I met a woman in a bar. She was an ER surgeon. She's been doing it for 20 years and wanted to do nothing else. I said "You feel like a god until you kill your first patient". She looked at me, shocked. "You understand!" Nurses if you're curious have their own kinks. 
Altruism is virtue ethics for pedants, and Deaton responds with the condescension of political realism delivered as a kind of intellectual idealism. How's that for perversity! 
A friend's neighbor is a trial lawyer: big money, drugs and guns and everything else. He says "I'm at the forefront of the defense of your civil liberties". He's right.

The world is the playground. The library is a place to visit not to live in. But still I'd be a bit ashamed to be as rich as Singer or Deaton.
I was thinking tonight about the surgeon at the bar. I searched the blog to see if I'd told the story before. 

I'd changed the tone of her response. She wasn't shocked; the exclamation mark belonged with what she'd said before: "I love my job!" Her response to my reply was subdued and she looked down at her drink. I wanted her to laugh.

In 2017 I spent a day in the emergency ward at Mount Sinai, with a friend who would die at the hospital  a week later. The noise was constant, the rhythmic beeps of the machines, like a nightclub with nothing in sync, 50 little boxes and no bass, and the air an overpowering mix of adrenaline and estrogen. After 12 hours I was high. I walked up to a nurse, an older woman, a dark-skinned Latina:"You love this place don't you!?" It was obvious I felt the hormones in the air, and understood that the tension was connected to competence. She looked right back at me and her eyes went wide. "30 years! You see everything!" We both laughed.

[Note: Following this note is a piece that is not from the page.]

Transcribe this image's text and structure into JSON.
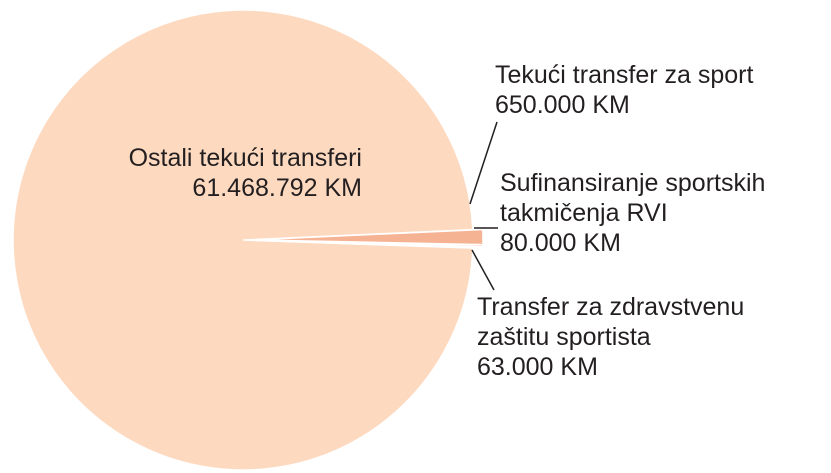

I've always felt at home in clubs. I think that's why I haven't spent more time in them. The anonymous hum is a kind of warmth. I've been out in NY, Las Vegas, and Beijing. The ER is the best of both possible worlds. 

That's the pretentious way to put it, with the in-joke reference to philosophy. The other way is just to say it's the best of both worlds, like drugs and risky sex, but your body made the drugs and maybe you saved someone's life. Or maybe not.